Wochenspiegel-Kolumne: Nicht den (Heiden-)Kopf verlieren

Oft gibt es Uneinigkeit darüber, wo die Stärken unserer Stadt liegen, und worin eher Schwächen zu sehen sind. Bei einer Stärke, die maßgeblich dazu beiträgt, dass Saarbrücken so lebenswert ist, kann es aber keine zwei Meinungen geben: Grünanlagen und Wald! Gerade im Hitze-Sommer dieses Jahres konnte man die Bedeutung der Wälder und Grünanlagen für die Bürger unserer Stadt erkennen. Sie bieten nicht nur einen Rückzugsraum für Erwachsene, Kinder und Hunde, sie sind auch enorm wichtig für die Kühlung der Luft – sowohl im Nahbereich, als auch auf die ganze Stadt bezogen.
Leider scheint diese Funktion für die städtische Verwaltung und die Ratsmehrheit aus Roten, Dunkelroten und Grünen nicht besonders wichtig zu sein. Wie sonst ließe es sich erklären, dass man sowohl am Heidenkopf als auch am Triller bedeutsame Grünflächen für große Bauvorhaben opfert, ohne Umweltbedenken zu berücksichtigen? Oder dass man nicht zunächst nach Leerständen, freien Grundstücksflächen, Sanierungsmöglichkeiten und Optionen im Umland schaut?

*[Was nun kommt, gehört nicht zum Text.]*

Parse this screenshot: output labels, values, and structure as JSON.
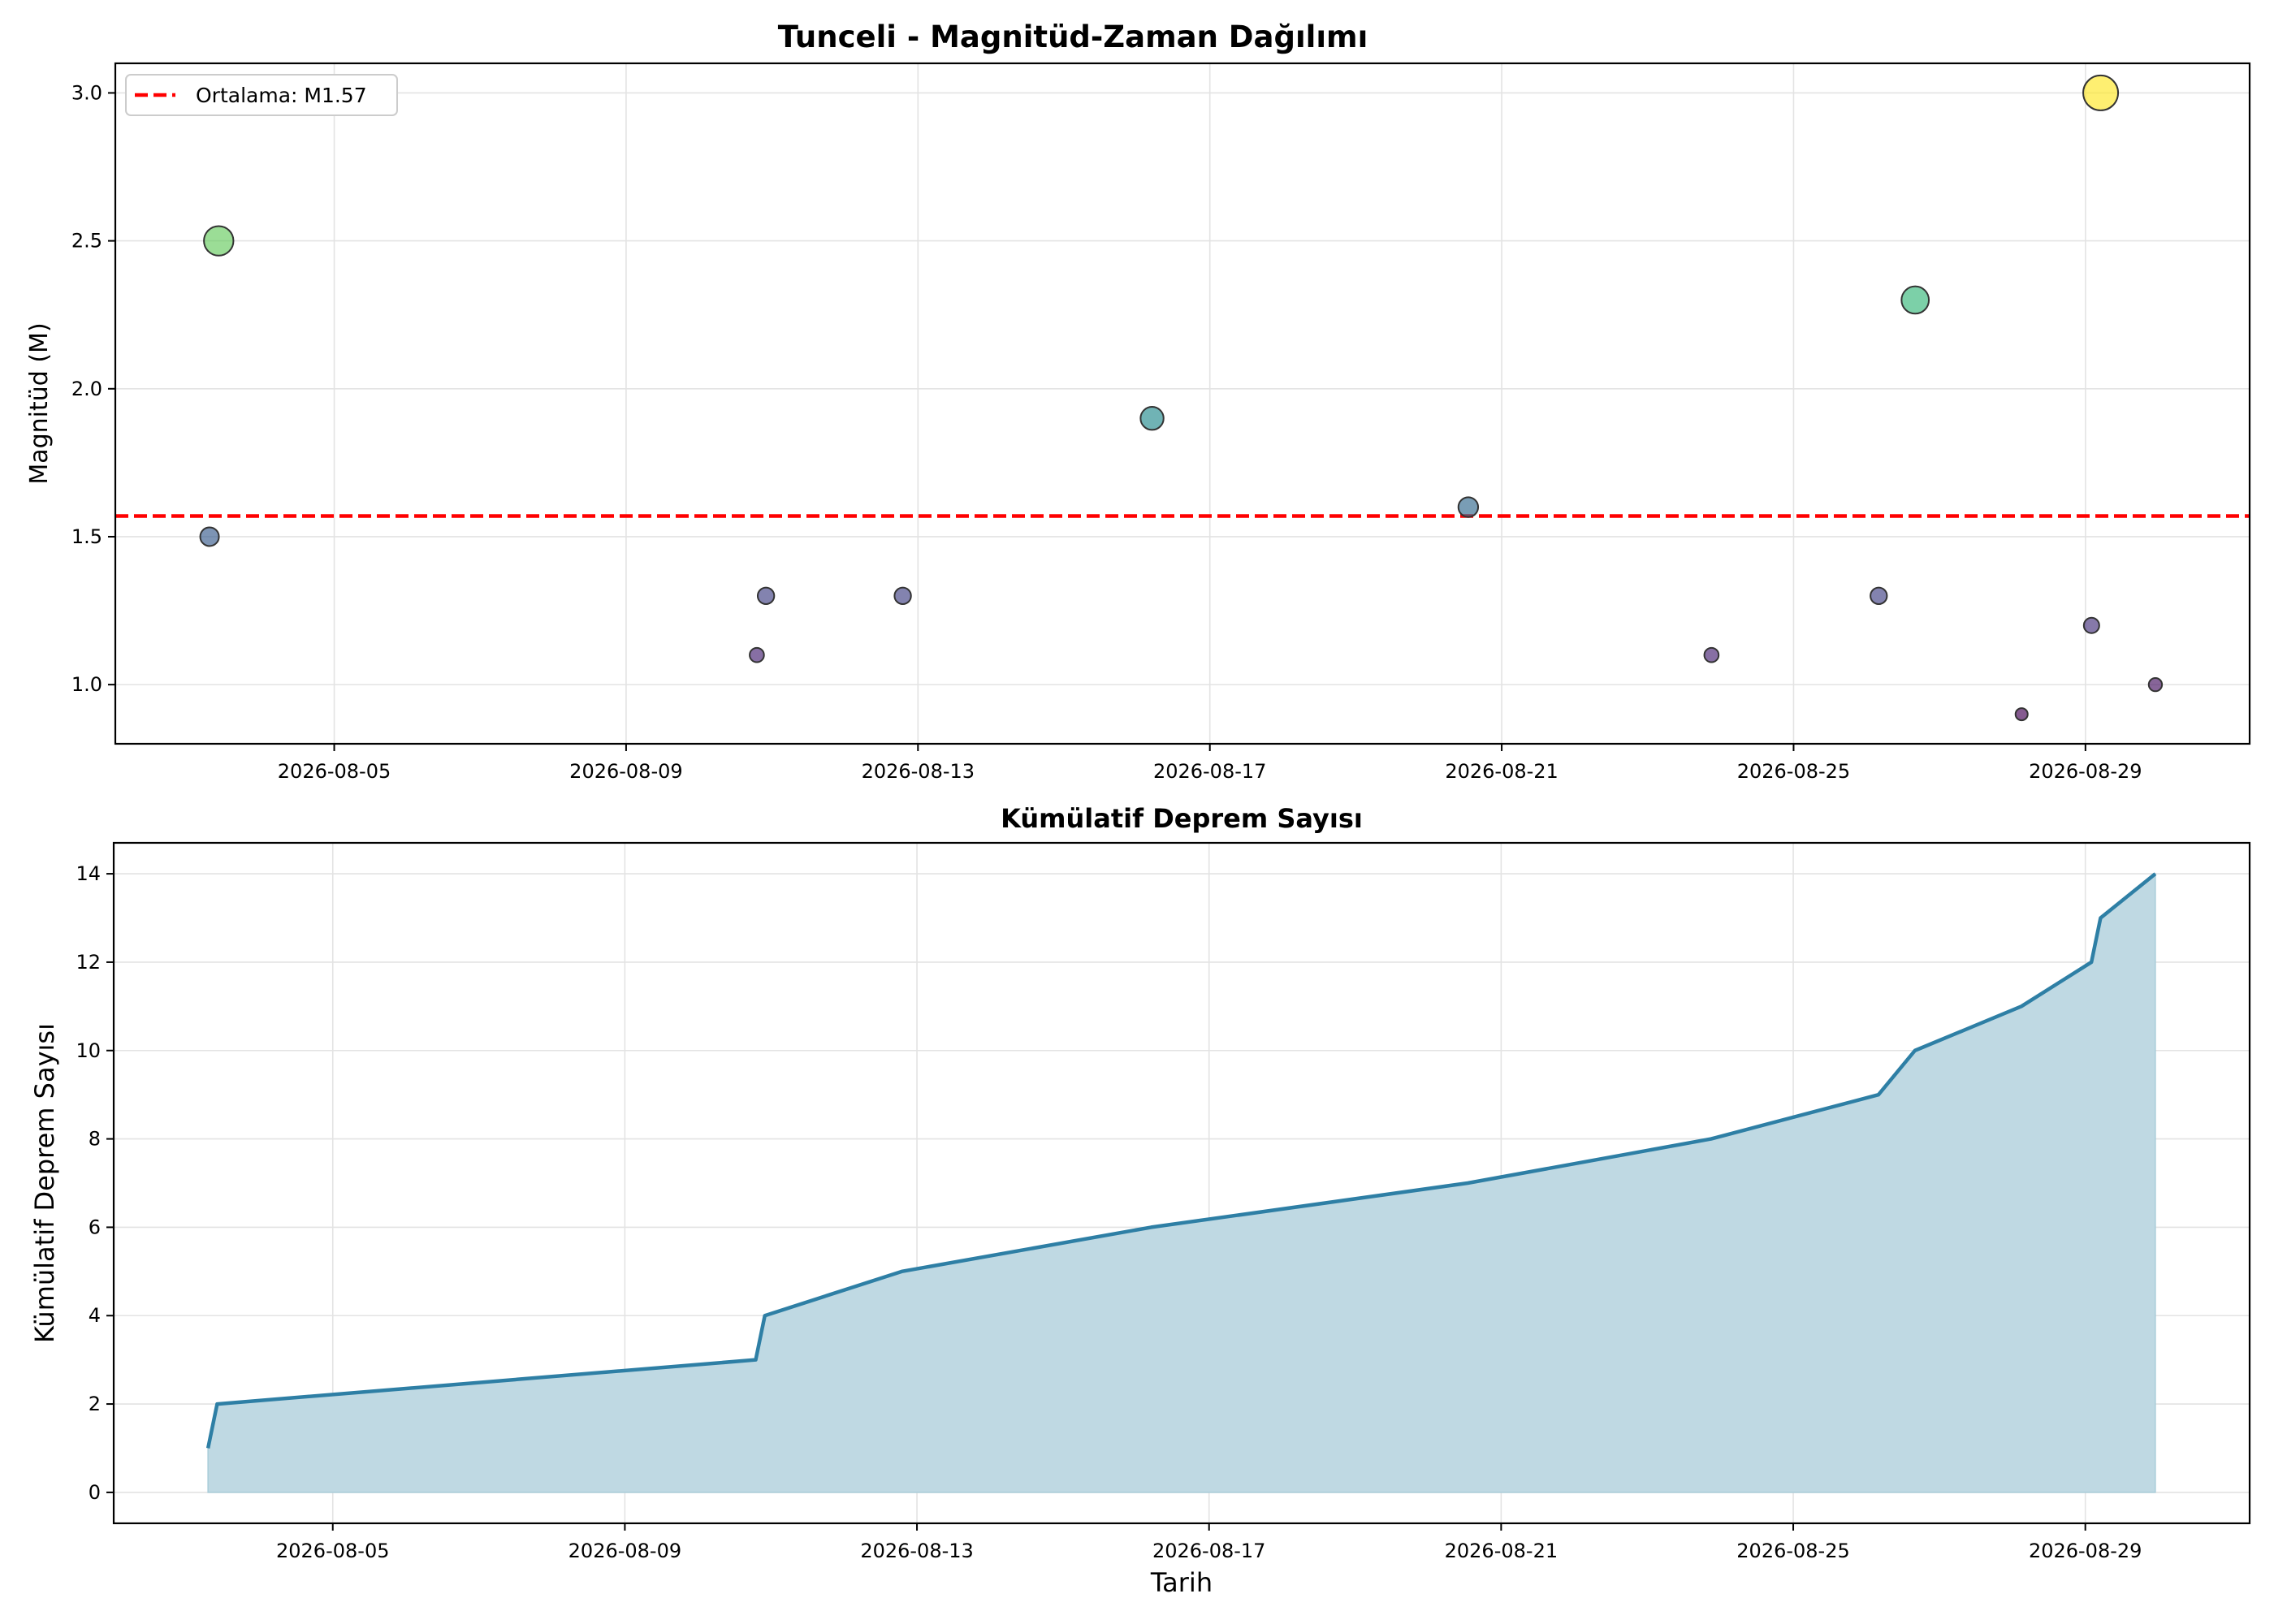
{
  "chart_data": [
    {
      "type": "scatter",
      "title": "Tunceli - Magnitüd-Zaman Dağılımı",
      "xlabel": "",
      "ylabel": "Magnitüd (M)",
      "x_ticks": [
        "2026-08-05",
        "2026-08-09",
        "2026-08-13",
        "2026-08-17",
        "2026-08-21",
        "2026-08-25",
        "2026-08-29"
      ],
      "y_ticks": [
        "1.0",
        "1.5",
        "2.0",
        "2.5",
        "3.0"
      ],
      "xlim": [
        "2026-08-02T00:00",
        "2026-08-31T06:00"
      ],
      "ylim": [
        0.8,
        3.1
      ],
      "grid": true,
      "legend_position": "top-left",
      "legend_label": "Ortalama: M1.57",
      "mean_line": {
        "value": 1.57,
        "color": "#ff0000",
        "style": "dashed"
      },
      "colormap": "viridis",
      "points": [
        {
          "x": "2026-08-03T07:00",
          "y": 1.5
        },
        {
          "x": "2026-08-03T10:00",
          "y": 2.5
        },
        {
          "x": "2026-08-10T19:00",
          "y": 1.1
        },
        {
          "x": "2026-08-10T22:00",
          "y": 1.3
        },
        {
          "x": "2026-08-12T19:00",
          "y": 1.3
        },
        {
          "x": "2026-08-16T05:00",
          "y": 1.9
        },
        {
          "x": "2026-08-20T13:00",
          "y": 1.6
        },
        {
          "x": "2026-08-23T21:00",
          "y": 1.1
        },
        {
          "x": "2026-08-26T04:00",
          "y": 1.3
        },
        {
          "x": "2026-08-26T16:00",
          "y": 2.3
        },
        {
          "x": "2026-08-28T03:00",
          "y": 0.9
        },
        {
          "x": "2026-08-29T02:00",
          "y": 1.2
        },
        {
          "x": "2026-08-29T05:00",
          "y": 3.0
        },
        {
          "x": "2026-08-29T23:00",
          "y": 1.0
        }
      ]
    },
    {
      "type": "area",
      "title": "Kümülatif Deprem Sayısı",
      "xlabel": "Tarih",
      "ylabel": "Kümülatif Deprem Sayısı",
      "x_ticks": [
        "2026-08-05",
        "2026-08-09",
        "2026-08-13",
        "2026-08-17",
        "2026-08-21",
        "2026-08-25",
        "2026-08-29"
      ],
      "y_ticks": [
        "0",
        "2",
        "4",
        "6",
        "8",
        "10",
        "12",
        "14"
      ],
      "xlim": [
        "2026-08-02T00:00",
        "2026-08-31T06:00"
      ],
      "ylim": [
        -0.7,
        14.7
      ],
      "grid": true,
      "line_color": "#2e7fa5",
      "fill_color": "#bfd9e3",
      "points": [
        {
          "x": "2026-08-03T07:00",
          "y": 1
        },
        {
          "x": "2026-08-03T10:00",
          "y": 2
        },
        {
          "x": "2026-08-10T19:00",
          "y": 3
        },
        {
          "x": "2026-08-10T22:00",
          "y": 4
        },
        {
          "x": "2026-08-12T19:00",
          "y": 5
        },
        {
          "x": "2026-08-16T05:00",
          "y": 6
        },
        {
          "x": "2026-08-20T13:00",
          "y": 7
        },
        {
          "x": "2026-08-23T21:00",
          "y": 8
        },
        {
          "x": "2026-08-26T04:00",
          "y": 9
        },
        {
          "x": "2026-08-26T16:00",
          "y": 10
        },
        {
          "x": "2026-08-28T03:00",
          "y": 11
        },
        {
          "x": "2026-08-29T02:00",
          "y": 12
        },
        {
          "x": "2026-08-29T05:00",
          "y": 13
        },
        {
          "x": "2026-08-29T23:00",
          "y": 14
        }
      ]
    }
  ]
}
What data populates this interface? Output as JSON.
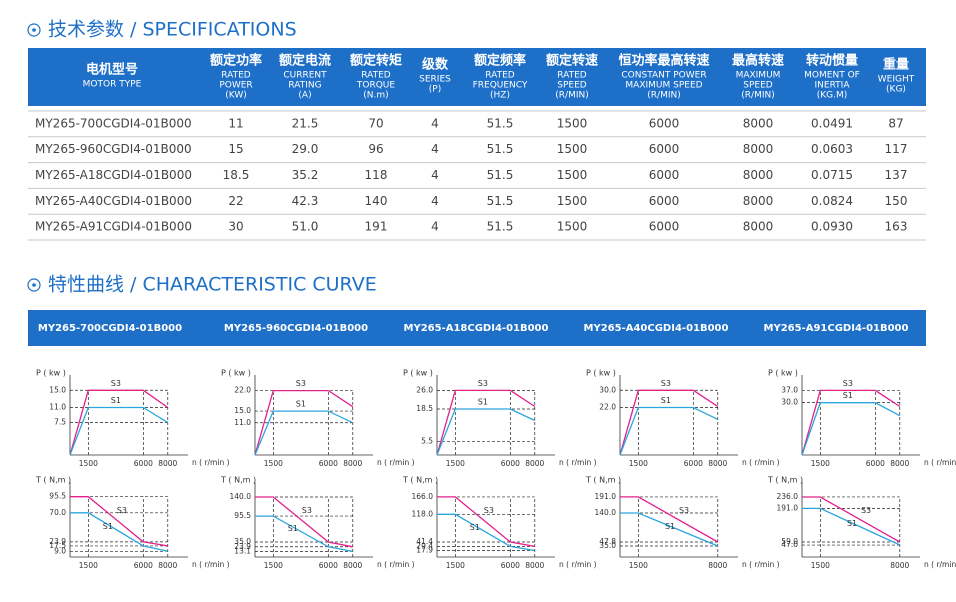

Wir werden uns deshalb auch weiterhin im Stadtrat für eine intelligente Wohnungsbaupolitik einsetzen. Die Folgen einer zunehmenden Beseitigung von Waldflächen und Grünanlagen für die Lebensqualität und das Klima in unserer Stadt könnten verheerend sein. Daran ändern auch Euphemismen wie etwa die Bezeichnung „parkähnliche Grünanlage“ bei den derzeit von SPD, Grünen und Linken gewollten Bauvorhaben nichts!